ReplyDeleteAt the end of the day, I would rather feel pain then nothing at all. But that's my opinion. Don't pity me, I've got no need for it.
I guess our respective experiences have shaped us differently. I, too, respect your opinion, and I recognize that your worldview is more in line with the accepted wisdom on the topic.
ReplyDeleteThat said, I would argue that change comes from being open, not from being vulnerable - but the concepts are murky enough as it is, so I won't push the point. Personally I'm not fond of being destroyed, but again the word might mean something different for you than it does for me.

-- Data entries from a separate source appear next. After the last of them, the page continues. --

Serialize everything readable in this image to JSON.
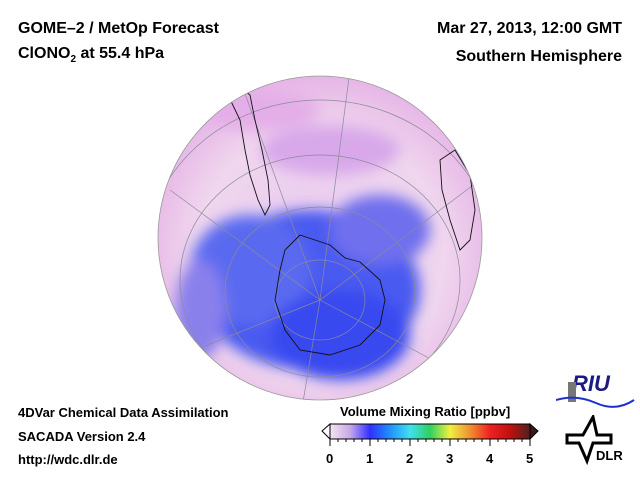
{
  "header": {
    "title_line1": "GOME–2 / MetOp Forecast",
    "title_line2_prefix": "ClONO",
    "title_line2_sub": "2",
    "title_line2_suffix": " at 55.4 hPa",
    "date": "Mar 27, 2013, 12:00 GMT",
    "region": "Southern Hemisphere"
  },
  "footer": {
    "line1": "4DVar Chemical Data Assimilation",
    "line2": "SACADA Version 2.4",
    "line3": "http://wdc.dlr.de"
  },
  "colorbar": {
    "title": "Volume Mixing Ratio [ppbv]",
    "ticks": [
      "0",
      "1",
      "2",
      "3",
      "4",
      "5"
    ],
    "range": [
      0,
      5
    ],
    "colors": [
      "#f4e6ee",
      "#c8a8e8",
      "#3030ff",
      "#2090ff",
      "#40e0f0",
      "#30d060",
      "#f0f040",
      "#f09030",
      "#f02020",
      "#c01010",
      "#502020"
    ]
  },
  "logos": {
    "riu": "RIU",
    "dlr": "DLR"
  }
}
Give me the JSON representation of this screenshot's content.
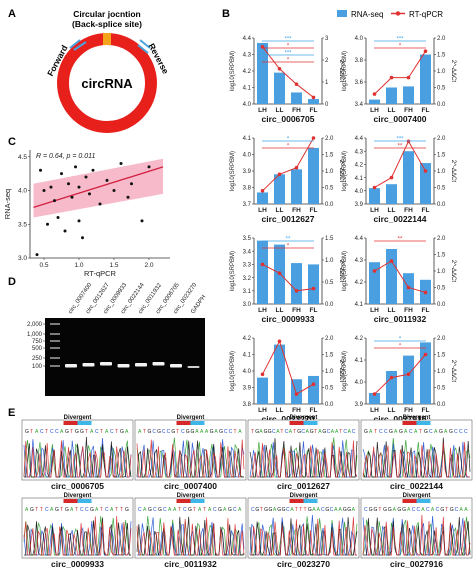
{
  "panels": {
    "a": "A",
    "b": "B",
    "c": "C",
    "d": "D",
    "e": "E"
  },
  "panel_a": {
    "center": "circRNA",
    "junction_line1": "Circular jocntion",
    "junction_line2": "(Back-splice site)",
    "forward": "Forward",
    "reverse": "Reverse",
    "colors": {
      "ring": "#e8201c",
      "junction": "#f5a31a",
      "primer": "#4aa3df"
    }
  },
  "panel_b": {
    "legend": {
      "rna": "RNA-seq",
      "qpcr": "RT-qPCR"
    },
    "colors": {
      "bar": "#4a9fe0",
      "line": "#e03030",
      "sig_blue": "#3fa2e6",
      "sig_red": "#e03030"
    },
    "ylabel_left": "log10(SRPBM)",
    "ylabel_right": "2^-ΔΔCt"
  },
  "chart_data": [
    {
      "type": "bar",
      "title": "circ_0006705",
      "categories": [
        "LH",
        "LL",
        "FH",
        "FL"
      ],
      "series": [
        {
          "name": "RNA-seq",
          "values": [
            4.37,
            4.19,
            4.07,
            4.03
          ]
        },
        {
          "name": "RT-qPCR",
          "values": [
            2.6,
            1.6,
            0.9,
            0.3
          ]
        }
      ],
      "ylim": [
        4.0,
        4.4
      ],
      "yticks": [
        "4.0",
        "4.1",
        "4.2",
        "4.3",
        "4.4"
      ],
      "y2lim": [
        0,
        3
      ],
      "y2ticks": [
        "0",
        "1",
        "2",
        "3"
      ],
      "sig": [
        {
          "text": "***",
          "color": "blue"
        },
        {
          "text": "*",
          "color": "red"
        },
        {
          "text": "***",
          "color": "blue"
        },
        {
          "text": "*",
          "color": "red"
        }
      ]
    },
    {
      "type": "bar",
      "title": "circ_0007400",
      "categories": [
        "LH",
        "LL",
        "FH",
        "FL"
      ],
      "series": [
        {
          "name": "RNA-seq",
          "values": [
            3.44,
            3.55,
            3.56,
            3.85
          ]
        },
        {
          "name": "RT-qPCR",
          "values": [
            0.3,
            0.8,
            0.8,
            1.6
          ]
        }
      ],
      "ylim": [
        3.4,
        4.0
      ],
      "yticks": [
        "3.4",
        "3.6",
        "3.8",
        "4.0"
      ],
      "y2lim": [
        0,
        2.0
      ],
      "y2ticks": [
        "0.0",
        "0.5",
        "1.0",
        "1.5",
        "2.0"
      ],
      "sig": [
        {
          "text": "***",
          "color": "blue"
        },
        {
          "text": "*",
          "color": "red"
        }
      ]
    },
    {
      "type": "bar",
      "title": "circ_0012627",
      "categories": [
        "LH",
        "LL",
        "FH",
        "FL"
      ],
      "series": [
        {
          "name": "RNA-seq",
          "values": [
            3.77,
            3.88,
            3.91,
            4.04
          ]
        },
        {
          "name": "RT-qPCR",
          "values": [
            0.4,
            0.9,
            1.1,
            2.0
          ]
        }
      ],
      "ylim": [
        3.7,
        4.1
      ],
      "yticks": [
        "3.7",
        "3.8",
        "3.9",
        "4.0",
        "4.1"
      ],
      "y2lim": [
        0,
        2.0
      ],
      "y2ticks": [
        "0.0",
        "0.5",
        "1.0",
        "1.5",
        "2.0"
      ],
      "sig": [
        {
          "text": "*",
          "color": "blue"
        },
        {
          "text": "*",
          "color": "red"
        }
      ]
    },
    {
      "type": "bar",
      "title": "circ_0022144",
      "categories": [
        "LH",
        "LL",
        "FH",
        "FL"
      ],
      "series": [
        {
          "name": "RNA-seq",
          "values": [
            4.02,
            4.05,
            4.3,
            4.21
          ]
        },
        {
          "name": "RT-qPCR",
          "values": [
            0.5,
            0.8,
            1.9,
            1.0
          ]
        }
      ],
      "ylim": [
        3.9,
        4.4
      ],
      "yticks": [
        "3.9",
        "4.0",
        "4.1",
        "4.2",
        "4.3",
        "4.4"
      ],
      "y2lim": [
        0,
        2.0
      ],
      "y2ticks": [
        "0.0",
        "0.5",
        "1.0",
        "1.5",
        "2.0"
      ],
      "sig": [
        {
          "text": "***",
          "color": "blue"
        },
        {
          "text": "**",
          "color": "red"
        }
      ]
    },
    {
      "type": "bar",
      "title": "circ_0009933",
      "categories": [
        "LH",
        "LL",
        "FH",
        "FL"
      ],
      "series": [
        {
          "name": "RNA-seq",
          "values": [
            3.48,
            3.45,
            3.31,
            3.3
          ]
        },
        {
          "name": "RT-qPCR",
          "values": [
            0.9,
            0.7,
            0.3,
            0.35
          ]
        }
      ],
      "ylim": [
        3.0,
        3.5
      ],
      "yticks": [
        "3.0",
        "3.1",
        "3.2",
        "3.3",
        "3.4",
        "3.5"
      ],
      "y2lim": [
        0,
        1.5
      ],
      "y2ticks": [
        "0.0",
        "0.5",
        "1.0",
        "1.5"
      ],
      "sig": [
        {
          "text": "**",
          "color": "blue"
        },
        {
          "text": "*",
          "color": "red"
        }
      ]
    },
    {
      "type": "bar",
      "title": "circ_0011932",
      "categories": [
        "LH",
        "LL",
        "FH",
        "FL"
      ],
      "series": [
        {
          "name": "RNA-seq",
          "values": [
            4.29,
            4.35,
            4.24,
            4.21
          ]
        },
        {
          "name": "RT-qPCR",
          "values": [
            1.0,
            1.3,
            0.5,
            0.35
          ]
        }
      ],
      "ylim": [
        4.1,
        4.4
      ],
      "yticks": [
        "4.1",
        "4.2",
        "4.3",
        "4.4"
      ],
      "y2lim": [
        0,
        2.0
      ],
      "y2ticks": [
        "0.0",
        "0.5",
        "1.0",
        "1.5",
        "2.0"
      ],
      "sig": [
        {
          "text": "**",
          "color": "red"
        }
      ]
    },
    {
      "type": "bar",
      "title": "circ_0023270",
      "categories": [
        "LH",
        "LL",
        "FH",
        "FL"
      ],
      "series": [
        {
          "name": "RNA-seq",
          "values": [
            3.96,
            4.16,
            3.95,
            3.97
          ]
        },
        {
          "name": "RT-qPCR",
          "values": [
            0.9,
            1.9,
            0.3,
            0.6
          ]
        }
      ],
      "ylim": [
        3.8,
        4.2
      ],
      "yticks": [
        "3.8",
        "3.9",
        "4.0",
        "4.1",
        "4.2"
      ],
      "y2lim": [
        0,
        2.0
      ],
      "y2ticks": [
        "0.0",
        "0.5",
        "1.0",
        "1.5",
        "2.0"
      ],
      "sig": []
    },
    {
      "type": "bar",
      "title": "circ_0027916",
      "categories": [
        "LH",
        "LL",
        "FH",
        "FL"
      ],
      "series": [
        {
          "name": "RNA-seq",
          "values": [
            3.95,
            4.05,
            4.12,
            4.18
          ]
        },
        {
          "name": "RT-qPCR",
          "values": [
            0.3,
            0.8,
            0.9,
            1.5
          ]
        }
      ],
      "ylim": [
        3.9,
        4.2
      ],
      "yticks": [
        "3.9",
        "4.0",
        "4.1",
        "4.2"
      ],
      "y2lim": [
        0,
        2.0
      ],
      "y2ticks": [
        "0.0",
        "0.5",
        "1.0",
        "1.5",
        "2.0"
      ],
      "sig": [
        {
          "text": "*",
          "color": "blue"
        },
        {
          "text": "*",
          "color": "red"
        }
      ]
    },
    {
      "type": "scatter",
      "annotation": "R = 0.64, p = 0.011",
      "xlabel": "RT-qPCR",
      "ylabel": "RNA-seq",
      "xlim": [
        0.3,
        2.3
      ],
      "ylim": [
        3.0,
        4.6
      ],
      "xticks": [
        "0.5",
        "1.0",
        "1.5",
        "2.0"
      ],
      "yticks": [
        "3.0",
        "3.5",
        "4.0",
        "4.5"
      ],
      "points": [
        [
          0.45,
          4.3
        ],
        [
          0.5,
          4.0
        ],
        [
          0.55,
          3.5
        ],
        [
          0.6,
          4.05
        ],
        [
          0.65,
          3.85
        ],
        [
          0.7,
          3.6
        ],
        [
          0.75,
          4.25
        ],
        [
          0.8,
          3.4
        ],
        [
          0.85,
          4.1
        ],
        [
          0.9,
          3.9
        ],
        [
          0.95,
          4.35
        ],
        [
          1.0,
          3.55
        ],
        [
          1.0,
          4.05
        ],
        [
          1.05,
          3.3
        ],
        [
          1.1,
          4.2
        ],
        [
          1.15,
          3.95
        ],
        [
          1.2,
          4.3
        ],
        [
          1.3,
          3.8
        ],
        [
          1.4,
          4.15
        ],
        [
          1.5,
          4.0
        ],
        [
          1.6,
          4.4
        ],
        [
          1.7,
          3.9
        ],
        [
          1.75,
          4.1
        ],
        [
          1.9,
          3.55
        ],
        [
          2.0,
          4.35
        ],
        [
          0.4,
          3.05
        ]
      ],
      "fit": [
        [
          0.35,
          3.75
        ],
        [
          2.2,
          4.35
        ]
      ]
    },
    {
      "type": "gel",
      "ladder_labels": [
        "2,000",
        "1,000",
        "750",
        "500",
        "250",
        "100"
      ],
      "lane_labels": [
        "circ_0007400",
        "circ_0012627",
        "circ_0009933",
        "circ_0022144",
        "circ_0011932",
        "circ_0006705",
        "circ_0023270",
        "GADPH"
      ]
    }
  ],
  "panel_e": {
    "label": "Divergent",
    "names": [
      "circ_0006705",
      "circ_0007400",
      "circ_0012627",
      "circ_0022144",
      "circ_0009933",
      "circ_0011932",
      "circ_0023270",
      "circ_0027916"
    ],
    "seqs": [
      "GTACTCCAGTGGTACTACTGA",
      "ATGCGCCGTCGGAAAGAGCCTA",
      "TGAGGCATCATGCAGTAGCAATCAC",
      "GATCCGAGACATGCAGAGCCC",
      "AGTTCAGTGATCCGATCATTG",
      "CAGCGCAATCGTATACGAGCA",
      "CGTGGAGGCATTTGAACGCAAGGA",
      "CGGTGGAGGACCACACGTGCAA"
    ]
  }
}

I will concede the point about dependence, though. For some people passion bleeds into obsession easily, but you're right, it's important to remember that they are different.
Maybe I just think you're an idealist and a dreamer, Charles.
Your friend,
Erik Lehnsherr
This is intense - this is well-written and expressed with such rational thought. Luis, I absolultey love it and I feel complete ways about "LOVE". The way I see it is I choose to love because its' like jumping on one hell of an adventure and believe it or not, I love challenges. It helps me live and learn which is what my lifetime is about. LIVIN' LEARNIN' and LOVIN'!!!!!